Family Traditions Build Lasting Memories

“Hot” and “humid” are the only two words that accurately describe Georgia during the months of July and August. Popular activities include anything that involves water or air conditioning. It’s easy to let kids spend the long, hot days soaking up the AC as they indulge in a months-long Netflix binge.

There’s nothing wrong with a little Netflix, of course. But all downtime, especially downtime for children, probably shouldn’t be spent glued to the sofa.

Family traditions are the perfect way to make memories that the whole family will cherish. Don’t worry, they can include air conditioning. Attending church each week as a family is an important tradition that strengthens their foundation for a lifelong relationship with Christ. It also helps your children develop the discipline and habit of making church, faith and community a priority.

Most families have one or more holiday-related traditions. How about traditions during the summer? Summer schedules are more flexible and homework, for the most part, doesn’t exist.

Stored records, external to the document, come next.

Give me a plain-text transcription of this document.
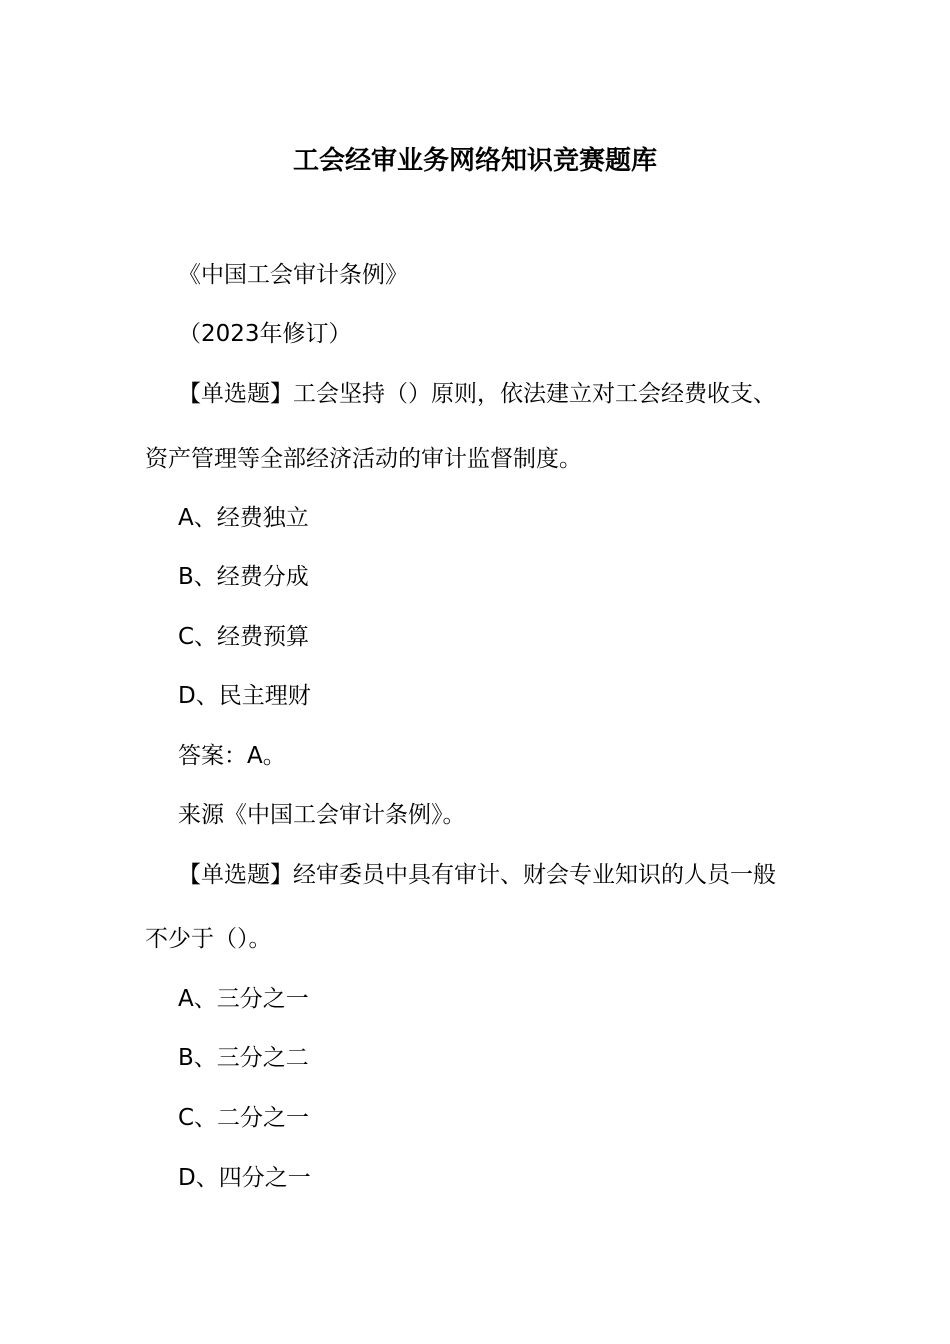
工会经审业务网络知识竞赛题库
《中国工会审计条例》
（2023年修订）
【单选题】工会坚持（）原则，依法建立对工会经费收支、
资产管理等全部经济活动的审计监督制度。
A、经费独立
B、经费分成
C、经费预算
D、民主理财
答案：A。
来源《中国工会审计条例》。
【单选题】经审委员中具有审计、财会专业知识的人员一般
不少于（）。
A、三分之一
B、三分之二
C、二分之一
D、四分之一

A tradition doesn’t have to be a huge, expensive undertaking. How about Thursday night ice cream outings, a family volunteer day, or a day when the kids plan, shop for, make and serve dinner?

Traditions can be part of a vacation, or a staycation (the new term for taking time off and having fun together, without the expense of a trip). Whoever wins the most games on the car ride to the beach chooses the restaurant for dinner that night. If it’s a staycation, hold an annual outdoor movie night and campout in the backyard.

The critical element of a family tradition is the “family.” Whether you have a two- or eight-person family, every person is an essential member of the “club.”

Keeping traditions alive requires advanced planning, especially as kids get older and busier. Don’t discontinue a tradition even if certain family members decide they are too cool or busy for such childish endeavors. As long as their friends know they are not participating by choice, it won’t take long for a teenager to begin having fun and lose the bad attitude persona. Family time, whether your family admits it or not, is good for all involved.

So, try it. Turn the TV off and come up with a family tradition. You can even get the whole family to help. Traditions force people, no matter how busy they are, to spend time together, preferably enjoyable time. It really is hard to mess this up. Family traditions strengthen family bonds, teach values and give children a sense of identity and belonging. They also create memories to cherish for a lifetime.